BBC Radio Devon – Pause for Thought: Storm Centres
During the Pause for Thought recently, I’ve been talking about 7 places I have been to: Storm-centres of history.
Today, we will go to Cairo, Egypt.
Each place I’ve chosen will be a place I have been to, either as a tourist or a missionary.
Each place is self-evidently interesting for the paradigm-shifting upheaval, the change and new course for humanity that they set.
All of them speak about the great themes of our existence: justice, truth, freedom, good and evil, etc. and the enduring ability of human beings, bearing the image of God, to experience and endure great trials.
I was a missionary living in Cairo between 2005-07. I learnt a little Arabic, and slowly grew into the strange new world of Egyptian culture.
Four years after my return to the UK, the famous Egyptian Revolution of 2011, part of the wider Arab Spring, exploded onto our TV screens. Tahrir Square became the symbol for this dynamic event, and remained so for over two weeks.

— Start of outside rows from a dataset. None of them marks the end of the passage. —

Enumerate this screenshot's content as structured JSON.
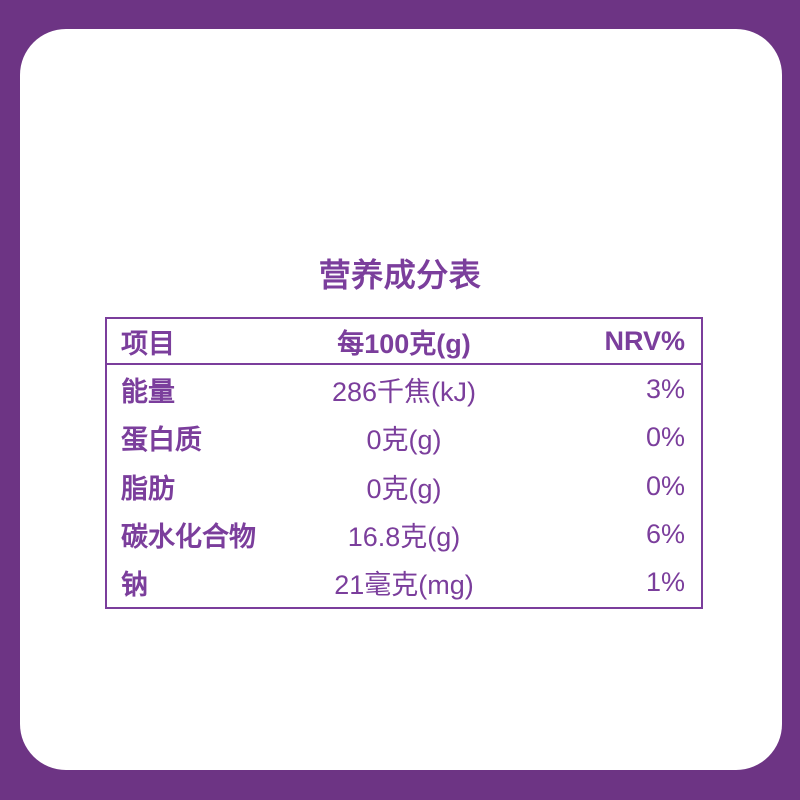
{
  "colors": {
    "frame_purple": "#6d3484",
    "panel_white": "#ffffff",
    "text_purple": "#7b3e9c"
  },
  "title": "营养成分表",
  "table": {
    "headers": {
      "item": "项目",
      "per100g": "每100克(g)",
      "nrv": "NRV%"
    },
    "rows": [
      {
        "item": "能量",
        "value": "286千焦(kJ)",
        "nrv": "3%"
      },
      {
        "item": "蛋白质",
        "value": "0克(g)",
        "nrv": "0%"
      },
      {
        "item": "脂肪",
        "value": "0克(g)",
        "nrv": "0%"
      },
      {
        "item": "碳水化合物",
        "value": "16.8克(g)",
        "nrv": "6%"
      },
      {
        "item": "钠",
        "value": "21毫克(mg)",
        "nrv": "1%"
      }
    ]
  }
}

In the tightly controlled society, led by a self-electing President, Hosni Mubarak, it seemed to me when I lived there that nothing would change.

The sun beat down relentlessly, day-after-day, and there were certainly no winds of change expected. It was as it always will be: “Enshah-Allah” (God willing) was the fatalistic mantra of a struggling and beaten down people.
I would, like many others, never have imagined such a Revolution was coming or even possible. But then, the impossible happened.
Egyptians, especially the young and socially connected, organised themselves, gathered with brave determination and steadfastly refused to take any more from a government that was failing their beloved country.
The Revolution was a reaction to many things, fraud and corruption; police brutality; 31 years of state-of-emergency laws; increasing food prices; low wages; unemployment, etc.
History shows this couldn’t go on. Egypt is a great country, with the most captivating history.
It is precisely because human beings are made in the image of God that justice is so integral to our existence.
It is because God is a God of Justice, that in the course of history, evil is named for what it is and condemned.
The great Catholic journalist, G. K. Chesterton said, “Justice existed when there was no need of judges, and mercy existed before anyone was oppressed.”
This is because we do not live in a random, meaningless universe.
But one made and sustained by a loving God.
When people fight for justice, they act like God.
When they expose corruption and evil, they act like God.
Each protesting Egyptian would say with Hugo Claus: “I am a person who is unhappy with things as they stand. We cannot accept the world as it is. Each day we should wake up foaming at the mouth because of the injustice of things.”
And in doing so, they acted like God.
The thunderous OT prophet of justice, Amos, once said, “Hate evil, love good, establish justice… Let justice roll down like waters, and righteousness like an ever-flowing stream.”
In other words – Become more human by acting like God.